対人地雷は、ただ単に踏んだだけで作動する物の他に、アメリカがベトナム戦争で使った「クレイモア」と同じ効果のある地雷があった。作動すると60度の扇型の角度で鉄片を撒き散らす方向性地雷と呼ぶ地雷がある。その仕組みや操作方法を詳しく習った。これは、髪の毛程の電気が通っているワイアーが切れると作動するので、敵が通りそうな場所にそのワイアーを張るのだ。その他、普通のワイアーの罠線に敵が引っかかると作動するバウンディング・マイン(跳躍地雷)というのも習った。これは罠線に引っかかると1つ目の信管が作動して地雷本体が地上1メートル程ジャンプする。そして2つ目の信管が作動し本体が爆発して360度の全方向に鉄片を撒き散らす。このタイプは第2時世界大戦の頃にすでにドイツ軍は使用していた。除隊後2008年にエジプトのエルアラメインでの仕事の時、ドイツ軍がいた陣地付近でエジプト軍の工兵が発見した地雷原に20個ほど埋まっていたのを見せてもらった。僕が信管を外したのだが、信管のネジ山はどこも錆びてはいなくピカピカだった。当時のドイツの工作技術の凄さをこの時間近で観た瞬間であった。

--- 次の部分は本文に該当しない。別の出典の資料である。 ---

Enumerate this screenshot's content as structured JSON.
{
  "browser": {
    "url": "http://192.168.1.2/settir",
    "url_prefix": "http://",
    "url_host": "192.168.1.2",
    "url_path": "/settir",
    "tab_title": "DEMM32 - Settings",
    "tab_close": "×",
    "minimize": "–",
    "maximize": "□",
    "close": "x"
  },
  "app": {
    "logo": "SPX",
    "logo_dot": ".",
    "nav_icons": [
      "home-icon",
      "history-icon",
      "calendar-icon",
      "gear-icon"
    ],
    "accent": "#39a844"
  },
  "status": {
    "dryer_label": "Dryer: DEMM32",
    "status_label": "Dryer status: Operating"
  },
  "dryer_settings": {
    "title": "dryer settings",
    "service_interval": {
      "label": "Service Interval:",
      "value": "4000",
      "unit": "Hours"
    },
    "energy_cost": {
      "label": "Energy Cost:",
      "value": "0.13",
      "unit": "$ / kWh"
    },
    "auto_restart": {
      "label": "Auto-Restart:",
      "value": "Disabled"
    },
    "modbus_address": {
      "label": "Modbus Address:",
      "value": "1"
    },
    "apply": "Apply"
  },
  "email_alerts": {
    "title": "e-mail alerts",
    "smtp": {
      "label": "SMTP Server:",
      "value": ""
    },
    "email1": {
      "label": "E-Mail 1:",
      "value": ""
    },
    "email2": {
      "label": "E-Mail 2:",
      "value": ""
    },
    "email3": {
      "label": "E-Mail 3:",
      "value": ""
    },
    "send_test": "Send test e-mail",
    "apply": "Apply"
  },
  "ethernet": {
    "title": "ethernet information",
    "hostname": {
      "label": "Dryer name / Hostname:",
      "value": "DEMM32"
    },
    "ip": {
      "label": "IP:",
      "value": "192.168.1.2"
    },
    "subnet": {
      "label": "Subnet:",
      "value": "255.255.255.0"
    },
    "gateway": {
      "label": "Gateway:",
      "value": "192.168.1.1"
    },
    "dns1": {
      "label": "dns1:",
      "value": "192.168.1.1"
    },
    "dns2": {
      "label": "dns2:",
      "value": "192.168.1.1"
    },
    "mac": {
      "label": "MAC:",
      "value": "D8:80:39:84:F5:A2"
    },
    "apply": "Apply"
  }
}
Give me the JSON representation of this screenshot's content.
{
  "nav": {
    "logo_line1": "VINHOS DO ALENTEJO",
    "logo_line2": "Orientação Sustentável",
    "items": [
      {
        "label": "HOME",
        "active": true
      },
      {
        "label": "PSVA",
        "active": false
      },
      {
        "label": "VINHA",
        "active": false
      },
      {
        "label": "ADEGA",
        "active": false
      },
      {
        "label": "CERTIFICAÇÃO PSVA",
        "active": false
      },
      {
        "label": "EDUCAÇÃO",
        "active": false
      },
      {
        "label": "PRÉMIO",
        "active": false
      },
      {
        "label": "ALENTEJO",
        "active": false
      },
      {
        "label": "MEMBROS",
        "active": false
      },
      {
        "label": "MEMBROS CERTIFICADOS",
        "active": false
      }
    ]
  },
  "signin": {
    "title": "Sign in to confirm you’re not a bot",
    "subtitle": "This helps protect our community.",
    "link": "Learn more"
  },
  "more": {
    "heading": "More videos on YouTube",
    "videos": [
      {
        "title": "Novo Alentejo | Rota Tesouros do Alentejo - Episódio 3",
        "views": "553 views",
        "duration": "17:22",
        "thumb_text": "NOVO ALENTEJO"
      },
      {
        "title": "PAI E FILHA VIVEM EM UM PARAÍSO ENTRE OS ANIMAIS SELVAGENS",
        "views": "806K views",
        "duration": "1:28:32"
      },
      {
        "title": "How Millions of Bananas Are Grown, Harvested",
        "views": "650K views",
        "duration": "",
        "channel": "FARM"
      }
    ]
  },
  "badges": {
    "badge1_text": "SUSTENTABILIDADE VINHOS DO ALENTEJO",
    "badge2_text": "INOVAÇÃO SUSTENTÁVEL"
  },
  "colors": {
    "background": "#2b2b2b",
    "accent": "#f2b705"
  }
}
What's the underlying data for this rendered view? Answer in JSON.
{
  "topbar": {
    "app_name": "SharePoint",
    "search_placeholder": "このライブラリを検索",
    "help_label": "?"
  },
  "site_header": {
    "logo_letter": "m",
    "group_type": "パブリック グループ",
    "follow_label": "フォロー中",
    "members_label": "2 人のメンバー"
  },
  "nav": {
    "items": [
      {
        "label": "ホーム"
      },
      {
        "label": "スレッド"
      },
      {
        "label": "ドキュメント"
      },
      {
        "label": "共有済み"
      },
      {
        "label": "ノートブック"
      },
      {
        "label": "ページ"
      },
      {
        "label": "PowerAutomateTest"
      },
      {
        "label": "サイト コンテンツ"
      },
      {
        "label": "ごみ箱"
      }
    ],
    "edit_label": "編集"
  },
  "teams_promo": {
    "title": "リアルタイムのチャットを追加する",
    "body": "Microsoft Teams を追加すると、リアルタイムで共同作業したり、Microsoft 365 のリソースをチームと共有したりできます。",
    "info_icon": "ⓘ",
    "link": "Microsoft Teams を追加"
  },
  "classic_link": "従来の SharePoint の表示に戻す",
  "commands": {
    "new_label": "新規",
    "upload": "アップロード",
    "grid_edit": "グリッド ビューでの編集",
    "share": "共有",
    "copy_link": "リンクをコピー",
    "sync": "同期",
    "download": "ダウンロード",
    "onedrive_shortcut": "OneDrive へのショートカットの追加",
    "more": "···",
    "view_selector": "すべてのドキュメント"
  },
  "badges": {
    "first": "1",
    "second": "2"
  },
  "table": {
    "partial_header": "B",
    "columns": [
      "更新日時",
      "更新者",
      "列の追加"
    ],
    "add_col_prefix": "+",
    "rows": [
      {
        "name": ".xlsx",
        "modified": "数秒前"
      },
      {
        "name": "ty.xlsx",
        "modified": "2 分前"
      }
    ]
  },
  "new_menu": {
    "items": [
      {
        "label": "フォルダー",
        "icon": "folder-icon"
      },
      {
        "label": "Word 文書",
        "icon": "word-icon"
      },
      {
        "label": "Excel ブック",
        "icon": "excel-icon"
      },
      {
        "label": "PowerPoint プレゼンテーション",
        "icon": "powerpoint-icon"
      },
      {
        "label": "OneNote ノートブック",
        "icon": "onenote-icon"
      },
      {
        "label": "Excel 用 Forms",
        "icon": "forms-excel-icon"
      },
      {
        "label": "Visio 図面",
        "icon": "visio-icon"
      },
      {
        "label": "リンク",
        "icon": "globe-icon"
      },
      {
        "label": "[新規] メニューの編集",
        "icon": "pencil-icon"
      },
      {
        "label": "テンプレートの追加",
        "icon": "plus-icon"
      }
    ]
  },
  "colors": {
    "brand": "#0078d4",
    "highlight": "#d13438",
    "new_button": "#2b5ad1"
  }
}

夕食後も授業があった。今度は「成形炸薬」についてだった。「成形炸薬」とは、その爆薬の「形状」で硬いものを切ったり穴を開けたりするものであった。戦車の装甲板に穴を開けたり鉄橋の橋桁を切ったりするものだが、これも第2次大戦でドイツ軍がすでに採用していた。用途により大きさが違う物があるので覚える事がまた増えた・・・。
ついでなのでヘルメットについても語ろうと思う。ヘルメットを被っていれば、敵の弾が飛んで来ても大丈夫だと思っている人が殆どだと思う。しかし小銃の弾丸というものはたとえ300メートルの距離でもヘルメットをスポスポと簡単に貫通して抜けてゆく。じゃぁなぜヘルメットをかぶるのか?それは、砲弾が落ちて爆発した時に飛んで来たり落ちてくる「破片」から頭を守るためである。また現代では装甲車に乗る時も被るよう指導される。なぜかというと、装甲車内は装備を置いて固定する器具などの出っ張りが多く凸凹道を高速で走るとあちこちにぶつかるので、頭を怪我しないようにするためである。これは乗ってみるとすぐ理解出来る。いくら装甲車のショックアブソーバーがランボルギーニに付いているメーカーの物であっても凸凹道はとんでもなく揺れる・・・。